Decine di segnalazioni di Unia a suo carico, sanzioni per decine di migliaia di franchi. Il sindacalista Poretti: ‘Quintessenza della mala edilizia’
«Premesso che spetta agli inquirenti stabilire la causa esatta del crollo che il 9 ottobre ha ucciso un operaio sul cantiere di via Ghiringhelli a Bellinzona, sin d’ora diversi elementi risultano importanti per ricostruire sia la situazione in cui la tragedia si è consumata, sia il clima generale che da troppo tempo e troppo spesso caratterizza il settore edile in Ticino». Apre il libro Matteo Poretti, sindacalista di lungo corso per Unia. Attualmente si occupa del settore industriale, ma per diversi anni l’edilizia è stato il suo pane quotidiano denunciando sovente situazioni incresciose. La sua esperienza professionale oggi si lega a doppio filo con la denuncia a mezzo stampa, di cui abbiamo riferito il 10 ottobre, fatta dai familiari e dagli amici più stretti di Mile Bojic, il muratore padre di famiglia deceduto sotto i detriti. A breve contribuiranno all’inchiesta depositando una denuncia circostanziata in Procura per omicidio.

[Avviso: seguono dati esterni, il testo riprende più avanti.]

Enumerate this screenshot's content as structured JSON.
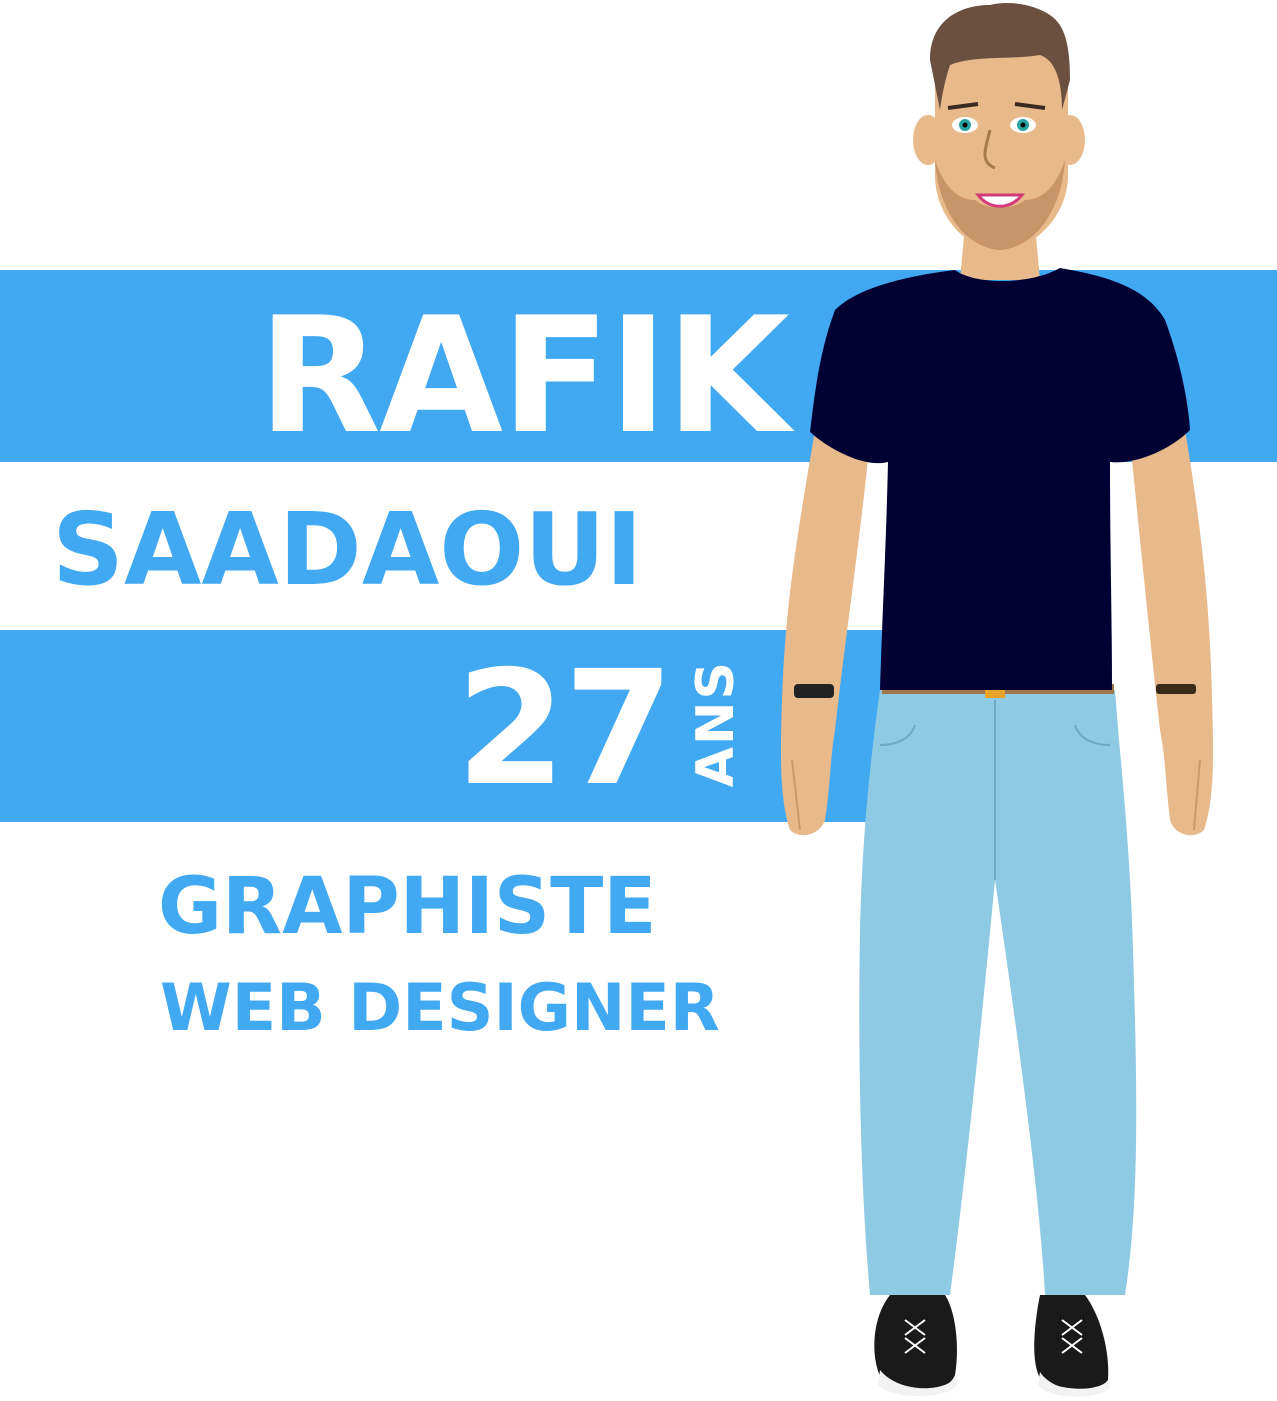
{
  "profile": {
    "first_name": "RAFIK",
    "last_name": "SAADAOUI",
    "age_number": "27",
    "age_unit": "ANS",
    "title": "GRAPHISTE",
    "subtitle": "WEB DESIGNER"
  },
  "colors": {
    "accent": "#41a8f2",
    "background": "#ffffff",
    "shirt": "#000033",
    "jeans": "#8ecae4",
    "skin": "#e8b98a",
    "hair": "#6b5040"
  },
  "illustration": {
    "icon": "cartoon-man-avatar"
  }
}
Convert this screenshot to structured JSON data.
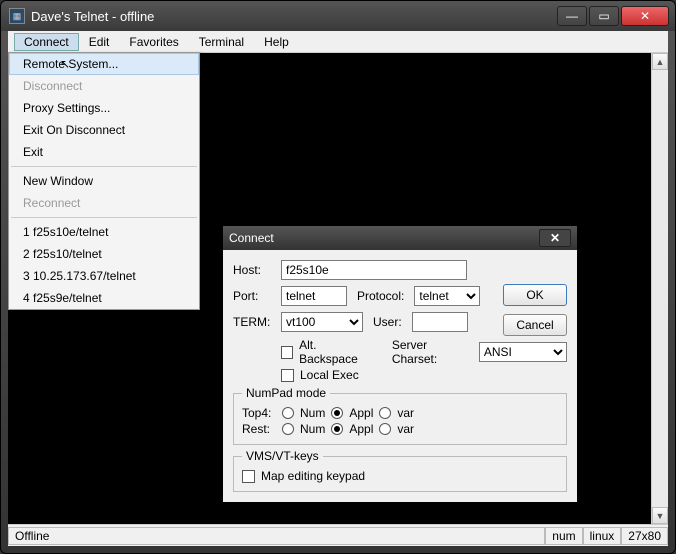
{
  "window": {
    "title": "Dave's Telnet - offline",
    "min": "—",
    "max": "▭",
    "close": "✕"
  },
  "menubar": [
    "Connect",
    "Edit",
    "Favorites",
    "Terminal",
    "Help"
  ],
  "dropdown": {
    "remote": "Remote System...",
    "disconnect": "Disconnect",
    "proxy": "Proxy Settings...",
    "exitdc": "Exit On Disconnect",
    "exit": "Exit",
    "newwin": "New Window",
    "reconnect": "Reconnect",
    "recent": [
      "1 f25s10e/telnet",
      "2 f25s10/telnet",
      "3 10.25.173.67/telnet",
      "4 f25s9e/telnet"
    ]
  },
  "dialog": {
    "title": "Connect",
    "close": "✕",
    "host_lbl": "Host:",
    "host_val": "f25s10e",
    "port_lbl": "Port:",
    "port_val": "telnet",
    "protocol_lbl": "Protocol:",
    "protocol_val": "telnet",
    "term_lbl": "TERM:",
    "term_val": "vt100",
    "user_lbl": "User:",
    "user_val": "",
    "alt_bs": "Alt. Backspace",
    "local_exec": "Local Exec",
    "charset_lbl": "Server Charset:",
    "charset_val": "ANSI",
    "numpad_legend": "NumPad mode",
    "np_top4": "Top4:",
    "np_rest": "Rest:",
    "np_num": "Num",
    "np_appl": "Appl",
    "np_var": "var",
    "vms_legend": "VMS/VT-keys",
    "vms_map": "Map editing keypad",
    "ok": "OK",
    "cancel": "Cancel"
  },
  "statusbar": {
    "status": "Offline",
    "num": "num",
    "term": "linux",
    "size": "27x80"
  }
}
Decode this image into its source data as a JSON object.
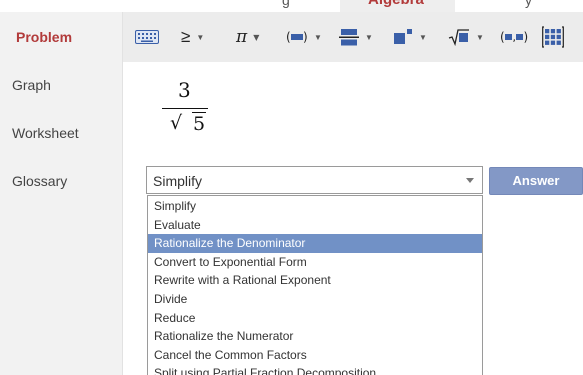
{
  "top_tabs": {
    "left_fragment": "g",
    "active": "Algebra",
    "right_fragment": "y"
  },
  "sidebar": {
    "items": [
      {
        "label": "Problem",
        "active": true
      },
      {
        "label": "Graph",
        "active": false
      },
      {
        "label": "Worksheet",
        "active": false
      },
      {
        "label": "Glossary",
        "active": false
      }
    ]
  },
  "toolbar": {
    "tools": [
      {
        "icon": "keyboard-icon"
      },
      {
        "icon": "greater-equal-icon",
        "glyph": "≥"
      },
      {
        "icon": "pi-icon",
        "glyph": "π"
      },
      {
        "icon": "parentheses-icon",
        "glyph": "(▬)"
      },
      {
        "icon": "fraction-icon"
      },
      {
        "icon": "exponent-icon"
      },
      {
        "icon": "square-root-icon",
        "glyph": "√"
      },
      {
        "icon": "ordered-pair-icon",
        "glyph": "(▪,▪)"
      },
      {
        "icon": "matrix-icon"
      }
    ]
  },
  "problem": {
    "numerator": "3",
    "radical": "√",
    "radicand": "5"
  },
  "select": {
    "value": "Simplify",
    "options": [
      "Simplify",
      "Evaluate",
      "Rationalize the Denominator",
      "Convert to Exponential Form",
      "Rewrite with a Rational Exponent",
      "Divide",
      "Reduce",
      "Rationalize the Numerator",
      "Cancel the Common Factors",
      "Split using Partial Fraction Decomposition"
    ],
    "highlighted": "Rationalize the Denominator"
  },
  "answer_button": {
    "label": "Answer"
  },
  "colors": {
    "accent_red": "#b23b3b",
    "button_blue": "#8398c6",
    "highlight_blue": "#7191c6",
    "toolbar_blue": "#3a5fa8"
  }
}
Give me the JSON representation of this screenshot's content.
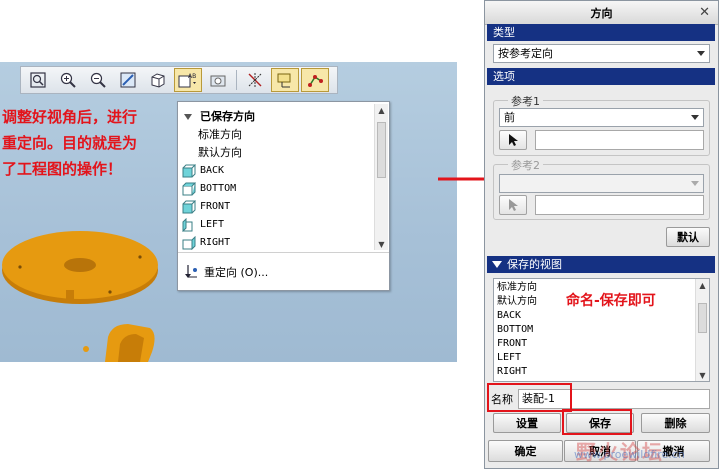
{
  "annotations": {
    "left_line1": "调整好视角后，进行",
    "left_line2": "重定向。目的就是为",
    "left_line3": "了工程图的操作！",
    "right": "命名-保存即可"
  },
  "view_menu": {
    "header": "已保存方向",
    "items": [
      "标准方向",
      "默认方向"
    ],
    "named_views": [
      "BACK",
      "BOTTOM",
      "FRONT",
      "LEFT",
      "RIGHT"
    ],
    "footer": "重定向 (O)..."
  },
  "toolbar": {
    "icons": [
      "zoom-window-icon",
      "zoom-in-icon",
      "zoom-out-icon",
      "refit-icon",
      "display-style-icon",
      "saved-views-icon",
      "camera-icon",
      "datum-display-icon",
      "csys-display-icon",
      "spin-center-icon"
    ]
  },
  "dialog": {
    "title": "方向",
    "close_glyph": "✕",
    "type_section": "类型",
    "type_value": "按参考定向",
    "options_section": "选项",
    "ref1_label": "参考1",
    "ref1_value": "前",
    "ref2_label": "参考2",
    "default_button": "默认",
    "saved_section": "保存的视图",
    "saved_views": [
      "标准方向",
      "默认方向",
      "BACK",
      "BOTTOM",
      "FRONT",
      "LEFT",
      "RIGHT"
    ],
    "name_label": "名称",
    "name_value": "装配-1",
    "set_button": "设置",
    "save_button": "保存",
    "delete_button": "删除",
    "ok_button": "确定",
    "cancel_button": "取消",
    "undo_button": "撤消"
  },
  "watermark": {
    "text": "野火论坛",
    "url": "www.proewildfire.cn"
  },
  "colors": {
    "annotation_red": "#e3141b",
    "section_header": "#153183",
    "model_orange": "#e69a10"
  }
}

Dito puntato contro l’impresa di Roveredo, specializzata in casseratura e muratura, per la quale il 44enne lavorava da appena un mese e mezzo, perdendo la vita al suo secondo giorno di presenza sul cantiere. Critiche – in primis quella di pressare oltremodo le squadre di operai affinché lavorino il più rapidamente e sodo possibile per abbattere i tempi di consegna – che coincidono col corposo dossier sindacale formato su di essa.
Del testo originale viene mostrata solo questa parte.